At about the time water began to overtop the narrow neck of ground between the two pits and to cascade into the south end of the main AG pit, the mining crew (three men), the electrician and the Underground Manager re-entered the decline in a large front-end loader to retrieve a pump. As they did so, the neck of ground separating the pits began to erode rapidly, vastly increasing the rate of water flow into the AG pit.

The attention of the Registered Manager was drawn to this by persons standing at the pit top. The Manager drove into the pit and down into the decline to withdraw the men. During the short time that elapsed after he entered the decline, the water flow became overwhelming and all six men were drowned. Their bodies were subsequently recovered about 100 m from the portal.


The creek water runoff which had accumulated in a broad (although relatively shallow) area south of the 450 pit had run into that pit and thence into the AG pit via the eroded neck between the two.

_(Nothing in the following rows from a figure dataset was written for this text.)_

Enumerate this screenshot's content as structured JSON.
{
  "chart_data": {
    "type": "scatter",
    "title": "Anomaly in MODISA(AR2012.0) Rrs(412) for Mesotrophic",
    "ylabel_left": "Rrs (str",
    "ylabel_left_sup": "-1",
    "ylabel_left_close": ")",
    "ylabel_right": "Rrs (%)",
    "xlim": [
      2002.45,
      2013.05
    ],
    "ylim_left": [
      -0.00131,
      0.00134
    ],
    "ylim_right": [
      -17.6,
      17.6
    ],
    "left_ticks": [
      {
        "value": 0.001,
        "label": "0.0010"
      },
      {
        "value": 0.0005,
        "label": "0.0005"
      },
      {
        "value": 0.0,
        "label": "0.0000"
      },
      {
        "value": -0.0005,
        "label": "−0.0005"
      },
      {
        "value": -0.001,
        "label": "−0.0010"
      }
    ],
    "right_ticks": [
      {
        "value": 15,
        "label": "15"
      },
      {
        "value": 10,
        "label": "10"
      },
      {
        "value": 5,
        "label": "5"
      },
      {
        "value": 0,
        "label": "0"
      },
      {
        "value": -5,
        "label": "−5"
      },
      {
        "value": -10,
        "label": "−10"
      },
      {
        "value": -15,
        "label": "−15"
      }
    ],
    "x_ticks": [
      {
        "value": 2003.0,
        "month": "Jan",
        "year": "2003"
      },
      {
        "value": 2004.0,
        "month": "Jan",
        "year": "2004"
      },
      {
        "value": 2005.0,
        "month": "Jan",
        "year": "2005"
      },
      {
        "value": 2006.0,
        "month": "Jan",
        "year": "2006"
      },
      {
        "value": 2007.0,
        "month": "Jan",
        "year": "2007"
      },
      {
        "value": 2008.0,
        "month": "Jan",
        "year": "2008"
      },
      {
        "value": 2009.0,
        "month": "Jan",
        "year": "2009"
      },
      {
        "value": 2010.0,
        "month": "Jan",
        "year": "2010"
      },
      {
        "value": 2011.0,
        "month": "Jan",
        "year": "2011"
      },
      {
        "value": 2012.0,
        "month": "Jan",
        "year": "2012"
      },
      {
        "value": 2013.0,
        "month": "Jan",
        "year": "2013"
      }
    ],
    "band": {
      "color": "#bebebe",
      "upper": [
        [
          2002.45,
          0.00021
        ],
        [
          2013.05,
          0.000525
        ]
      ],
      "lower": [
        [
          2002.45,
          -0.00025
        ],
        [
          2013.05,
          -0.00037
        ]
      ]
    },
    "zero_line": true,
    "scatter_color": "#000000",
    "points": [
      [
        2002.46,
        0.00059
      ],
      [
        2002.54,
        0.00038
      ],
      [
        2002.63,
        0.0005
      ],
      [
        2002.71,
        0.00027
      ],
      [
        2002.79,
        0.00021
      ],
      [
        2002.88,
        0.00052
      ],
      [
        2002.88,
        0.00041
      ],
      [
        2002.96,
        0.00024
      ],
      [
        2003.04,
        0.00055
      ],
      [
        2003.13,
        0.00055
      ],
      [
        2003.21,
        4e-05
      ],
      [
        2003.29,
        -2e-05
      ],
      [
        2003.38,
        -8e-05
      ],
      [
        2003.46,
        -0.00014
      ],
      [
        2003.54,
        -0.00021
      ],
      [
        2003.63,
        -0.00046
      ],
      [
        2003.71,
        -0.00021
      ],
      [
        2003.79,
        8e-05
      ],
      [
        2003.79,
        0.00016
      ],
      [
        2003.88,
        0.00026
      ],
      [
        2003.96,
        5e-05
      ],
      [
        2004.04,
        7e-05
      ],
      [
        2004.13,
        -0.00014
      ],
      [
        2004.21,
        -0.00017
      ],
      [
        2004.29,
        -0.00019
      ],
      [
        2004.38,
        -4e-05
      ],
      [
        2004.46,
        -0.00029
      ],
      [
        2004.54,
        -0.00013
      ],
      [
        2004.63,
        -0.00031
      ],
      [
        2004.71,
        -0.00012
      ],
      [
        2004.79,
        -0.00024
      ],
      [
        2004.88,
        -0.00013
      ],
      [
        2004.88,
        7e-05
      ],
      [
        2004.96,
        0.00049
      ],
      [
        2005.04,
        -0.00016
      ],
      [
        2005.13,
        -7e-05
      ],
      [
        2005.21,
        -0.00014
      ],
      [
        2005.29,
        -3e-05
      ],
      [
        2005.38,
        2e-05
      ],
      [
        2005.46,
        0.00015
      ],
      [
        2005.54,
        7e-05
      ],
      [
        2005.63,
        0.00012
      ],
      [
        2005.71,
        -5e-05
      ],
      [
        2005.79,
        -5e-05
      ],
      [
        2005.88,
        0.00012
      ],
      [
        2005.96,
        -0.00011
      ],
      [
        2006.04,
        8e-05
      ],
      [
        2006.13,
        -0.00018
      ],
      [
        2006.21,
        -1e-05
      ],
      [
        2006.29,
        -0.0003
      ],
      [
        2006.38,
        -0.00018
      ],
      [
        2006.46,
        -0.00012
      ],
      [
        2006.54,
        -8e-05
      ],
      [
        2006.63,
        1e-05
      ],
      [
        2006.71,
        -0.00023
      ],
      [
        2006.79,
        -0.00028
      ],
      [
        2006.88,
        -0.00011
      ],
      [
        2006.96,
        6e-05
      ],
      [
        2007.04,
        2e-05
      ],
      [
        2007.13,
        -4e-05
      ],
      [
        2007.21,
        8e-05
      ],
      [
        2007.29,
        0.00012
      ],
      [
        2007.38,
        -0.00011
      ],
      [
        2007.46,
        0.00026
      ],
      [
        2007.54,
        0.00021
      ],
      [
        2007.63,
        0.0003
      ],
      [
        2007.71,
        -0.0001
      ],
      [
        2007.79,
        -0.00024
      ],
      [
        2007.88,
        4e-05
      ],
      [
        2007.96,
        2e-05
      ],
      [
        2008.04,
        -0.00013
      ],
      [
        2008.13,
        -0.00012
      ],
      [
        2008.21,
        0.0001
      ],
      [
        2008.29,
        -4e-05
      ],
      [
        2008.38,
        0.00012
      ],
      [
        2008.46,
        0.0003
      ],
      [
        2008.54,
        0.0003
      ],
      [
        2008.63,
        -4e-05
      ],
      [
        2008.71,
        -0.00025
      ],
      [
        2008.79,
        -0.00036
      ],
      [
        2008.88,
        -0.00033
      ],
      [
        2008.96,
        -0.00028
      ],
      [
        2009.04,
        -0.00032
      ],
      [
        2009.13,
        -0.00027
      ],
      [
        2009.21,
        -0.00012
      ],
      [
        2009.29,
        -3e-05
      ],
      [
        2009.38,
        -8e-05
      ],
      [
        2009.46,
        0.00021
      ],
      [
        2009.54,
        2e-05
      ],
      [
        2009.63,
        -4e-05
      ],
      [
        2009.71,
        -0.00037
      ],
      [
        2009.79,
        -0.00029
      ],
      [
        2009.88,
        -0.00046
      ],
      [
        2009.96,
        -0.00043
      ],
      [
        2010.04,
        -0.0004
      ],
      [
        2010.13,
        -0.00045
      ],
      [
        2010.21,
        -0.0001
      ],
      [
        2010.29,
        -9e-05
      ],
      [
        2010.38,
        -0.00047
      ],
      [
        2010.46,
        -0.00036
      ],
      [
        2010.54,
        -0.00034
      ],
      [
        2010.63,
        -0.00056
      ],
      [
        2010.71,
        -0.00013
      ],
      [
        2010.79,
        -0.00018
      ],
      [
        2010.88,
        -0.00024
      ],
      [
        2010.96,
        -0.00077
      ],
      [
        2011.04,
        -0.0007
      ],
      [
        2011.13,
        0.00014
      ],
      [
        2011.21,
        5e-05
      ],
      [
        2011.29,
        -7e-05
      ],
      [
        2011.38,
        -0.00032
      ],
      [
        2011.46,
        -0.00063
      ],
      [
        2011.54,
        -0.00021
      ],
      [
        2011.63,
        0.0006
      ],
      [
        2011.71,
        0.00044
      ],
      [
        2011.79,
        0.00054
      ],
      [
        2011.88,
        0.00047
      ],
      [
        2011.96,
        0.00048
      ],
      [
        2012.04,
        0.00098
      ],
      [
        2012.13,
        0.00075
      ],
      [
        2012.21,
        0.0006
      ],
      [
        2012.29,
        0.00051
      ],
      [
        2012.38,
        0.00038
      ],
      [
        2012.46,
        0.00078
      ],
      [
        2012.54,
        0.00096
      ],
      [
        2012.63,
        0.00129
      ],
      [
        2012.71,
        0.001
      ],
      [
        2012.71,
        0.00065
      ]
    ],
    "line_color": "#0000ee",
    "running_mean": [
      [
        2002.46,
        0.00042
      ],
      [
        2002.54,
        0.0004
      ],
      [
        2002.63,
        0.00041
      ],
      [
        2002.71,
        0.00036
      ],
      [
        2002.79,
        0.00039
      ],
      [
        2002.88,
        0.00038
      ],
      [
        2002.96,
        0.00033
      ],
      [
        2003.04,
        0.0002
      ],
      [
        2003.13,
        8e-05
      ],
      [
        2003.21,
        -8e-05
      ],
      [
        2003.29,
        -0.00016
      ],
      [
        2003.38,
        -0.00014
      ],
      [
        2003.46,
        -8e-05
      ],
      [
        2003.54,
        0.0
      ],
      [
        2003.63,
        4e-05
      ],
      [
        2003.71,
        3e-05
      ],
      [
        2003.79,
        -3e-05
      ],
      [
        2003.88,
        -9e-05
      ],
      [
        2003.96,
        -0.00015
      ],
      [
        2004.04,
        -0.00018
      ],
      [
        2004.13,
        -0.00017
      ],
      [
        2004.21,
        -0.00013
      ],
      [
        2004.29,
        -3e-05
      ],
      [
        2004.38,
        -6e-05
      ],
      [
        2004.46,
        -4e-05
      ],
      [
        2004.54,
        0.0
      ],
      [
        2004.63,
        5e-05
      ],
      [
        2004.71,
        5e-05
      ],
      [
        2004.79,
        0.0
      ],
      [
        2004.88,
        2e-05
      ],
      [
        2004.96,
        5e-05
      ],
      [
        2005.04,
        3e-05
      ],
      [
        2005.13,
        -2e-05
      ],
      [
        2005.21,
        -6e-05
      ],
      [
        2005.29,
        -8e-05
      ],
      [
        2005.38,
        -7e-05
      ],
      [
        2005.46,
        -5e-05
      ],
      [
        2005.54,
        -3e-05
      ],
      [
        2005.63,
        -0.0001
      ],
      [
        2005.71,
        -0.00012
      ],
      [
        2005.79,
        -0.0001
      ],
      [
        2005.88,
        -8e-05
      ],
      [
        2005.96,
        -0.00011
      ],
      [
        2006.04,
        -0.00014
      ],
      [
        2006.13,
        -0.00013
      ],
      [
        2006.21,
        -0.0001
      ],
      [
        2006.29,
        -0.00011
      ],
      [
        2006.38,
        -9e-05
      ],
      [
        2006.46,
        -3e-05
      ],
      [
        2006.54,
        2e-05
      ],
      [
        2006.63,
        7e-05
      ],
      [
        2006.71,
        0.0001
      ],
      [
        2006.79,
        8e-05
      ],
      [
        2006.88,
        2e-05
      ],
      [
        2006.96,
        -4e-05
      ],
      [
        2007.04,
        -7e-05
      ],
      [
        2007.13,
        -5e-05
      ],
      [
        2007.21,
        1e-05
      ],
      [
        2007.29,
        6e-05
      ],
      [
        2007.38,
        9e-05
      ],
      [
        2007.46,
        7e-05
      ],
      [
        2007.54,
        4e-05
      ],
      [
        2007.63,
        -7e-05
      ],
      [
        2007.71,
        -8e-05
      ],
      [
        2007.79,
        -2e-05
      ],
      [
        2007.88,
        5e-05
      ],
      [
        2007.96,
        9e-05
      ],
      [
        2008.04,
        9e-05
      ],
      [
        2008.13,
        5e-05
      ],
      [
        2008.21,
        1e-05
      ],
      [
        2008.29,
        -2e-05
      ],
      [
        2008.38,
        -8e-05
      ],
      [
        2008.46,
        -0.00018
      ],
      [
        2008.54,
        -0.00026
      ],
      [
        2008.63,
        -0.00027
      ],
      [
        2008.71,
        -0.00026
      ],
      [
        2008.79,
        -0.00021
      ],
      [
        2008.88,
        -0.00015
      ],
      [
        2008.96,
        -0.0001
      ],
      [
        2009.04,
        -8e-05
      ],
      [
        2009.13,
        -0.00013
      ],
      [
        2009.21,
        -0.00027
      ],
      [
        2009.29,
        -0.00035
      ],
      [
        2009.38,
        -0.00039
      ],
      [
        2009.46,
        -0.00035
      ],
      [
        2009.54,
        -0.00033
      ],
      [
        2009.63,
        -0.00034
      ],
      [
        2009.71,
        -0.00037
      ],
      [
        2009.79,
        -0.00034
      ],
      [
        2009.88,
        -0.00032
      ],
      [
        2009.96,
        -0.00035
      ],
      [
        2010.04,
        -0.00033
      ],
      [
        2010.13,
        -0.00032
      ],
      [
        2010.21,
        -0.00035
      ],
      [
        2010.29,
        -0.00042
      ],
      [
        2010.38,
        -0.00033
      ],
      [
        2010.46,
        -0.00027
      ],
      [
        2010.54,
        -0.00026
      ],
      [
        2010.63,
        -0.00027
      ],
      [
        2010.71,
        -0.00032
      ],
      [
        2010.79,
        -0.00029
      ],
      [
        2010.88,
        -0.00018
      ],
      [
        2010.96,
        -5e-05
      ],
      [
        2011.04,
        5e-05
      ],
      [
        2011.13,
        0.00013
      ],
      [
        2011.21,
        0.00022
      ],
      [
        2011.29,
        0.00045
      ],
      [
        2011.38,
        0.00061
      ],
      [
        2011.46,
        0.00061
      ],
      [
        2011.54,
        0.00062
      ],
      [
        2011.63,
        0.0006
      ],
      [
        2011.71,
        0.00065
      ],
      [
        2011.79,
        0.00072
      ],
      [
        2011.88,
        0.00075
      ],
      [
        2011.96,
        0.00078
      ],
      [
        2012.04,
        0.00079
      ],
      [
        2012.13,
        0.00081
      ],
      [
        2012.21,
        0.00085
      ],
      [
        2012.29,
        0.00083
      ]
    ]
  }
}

John Torlach, Western Australia State Mining Engineer

Preventative action from the Emu Gold Mine disaster

Following the Emu Gold Mine Disaster, State Mining Engineer John Torlach recommended a number changes including implementing catastrophic in rush protection in arid flat regions where infrequent but massive rainfall and run off may take place;

Mr Torlach recommended that “the integrity of large scale water pondage or storage adjacent to underground mines must be assured, where such a requirement can not be avoided by its placement elsewhere and that emergency preparedness plans must take account of every conceivable contingency, persons must be practised in such plans, and adequate emergency communication must be provided. This initial advice is necessarily brief but a more complete illustrated report will be prepared for circulation as soon as practicable.”